First, the AIA was drafted to replace and improve the previous inter partes reexamination system. The use of the identical “basis” and “patents and printed publications” language in these statutes was not accidental. The point was to build up from this foundation. This foundational language simply makes clear that the scope of any post grant analysis should be limited to documented evidence. That is, by looking only at documentary, technical evidence (as compared to on-sale bar, public use, etc.), the agency can best apply its expertise in a timely manner.
MPEP 2258 explains that analyzing AAPA is no different than prior art patents and printed publications:
An admission as to what is in the prior art is simply that, an admission, and requires no independent proof. It is an acknowledged, declared, conceded, or recognized fact or truth. While the scope and content of the admission may sometimes have to be determined, this can be done from the record and from the paper file or IFW file history in the same manner as with patents and printed publications. To ignore an admission by the patent owner, from any source, and not use the admission as part of the prior art in conjunction with patents and printed publications in reexamination would make it impossible for the examiner to properly determine the scope and content of the prior art . . .
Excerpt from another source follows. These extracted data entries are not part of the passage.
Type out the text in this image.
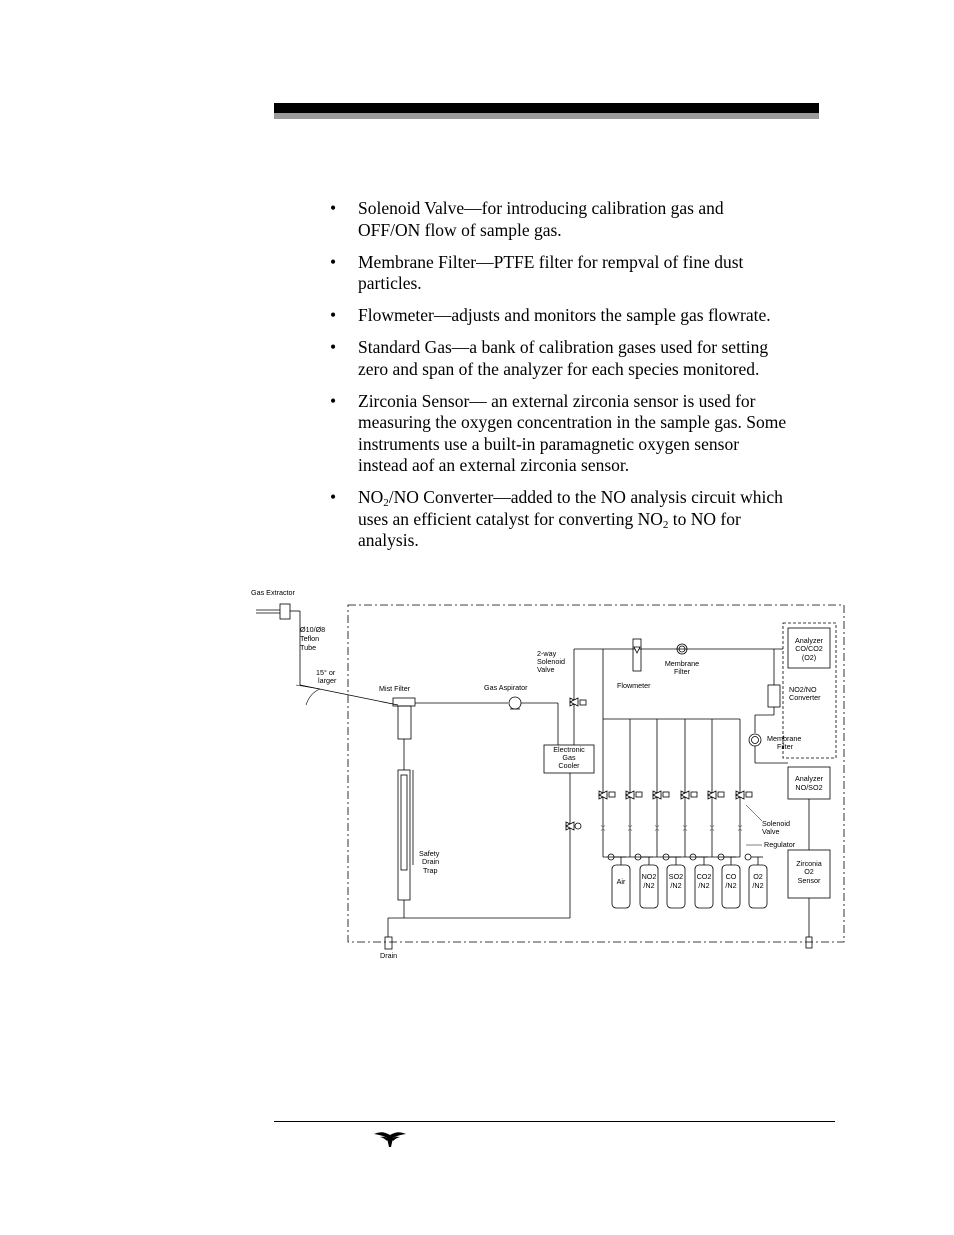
• Solenoid Valve—for introducing calibration gas and
OFF/ON flow of sample gas.
• Membrane Filter—PTFE filter for rempval of fine dust
particles.
• Flowmeter—adjusts and monitors the sample gas flowrate.
• Standard Gas—a bank of calibration gases used for setting
zero and span of the analyzer for each species monitored.
• Zirconia Sensor— an external zirconia sensor is used for
measuring the oxygen concentration in the sample gas. Some
instruments use a built-in paramagnetic oxygen sensor
instead aof an external zirconia sensor.
• $NO_2/NO$ Converter—added to the NO analysis circuit which
uses an efficient catalyst for converting $NO_2$ to NO for
analysis.
Gas Extractor
Ø10/Ø8
Teflon
Tube
15° or
larger
Mist Filter	Gas Aspirator
2-way
Solenoid
Valve
Flowmeter
Membrane
Filter
Analyzer
CO/CO2
(O2)
NO2/NO
Converter
Membrane
Filter
Electronic
Gas
Cooler
Analyzer
NO/SO2
Solenoid
Valve
Regulator
Zirconia
O2
Sensor
Safety
Drain
Trap
Drain
Air
NO2
/N2
SO2
/N2
CO2
/N2
CO
/N2
O2
/N2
(Internal cites omitted, underlining added)
On what basis can we conclude that Congress intended to take documented admissions off the table for prior art application in AIA trials when it drafted those statutes with the very same language as the reexamination statutes? Indeed, there is no difficulty whatsoever for the agency to review documentary admissions just as it has been doing for decades in patent examination/reexamination. Given the use of the same statutory language, surely there is at least some presumption of legislative acquiescence to earlier jurisprudence on the scope of patent reexamination. There is no basis in the AIA statutes or legislative history to conclude that when Congress set out to improve upon the inter partes reexamination system (a decade in the making) that Congress would allow ex parte reexaminations to remain superior in this respect to AIA trials.
The Federal Circuit will likely get a chance to weigh in on this issue as AAPA grounds previously accepted for trial make their way out of the agency.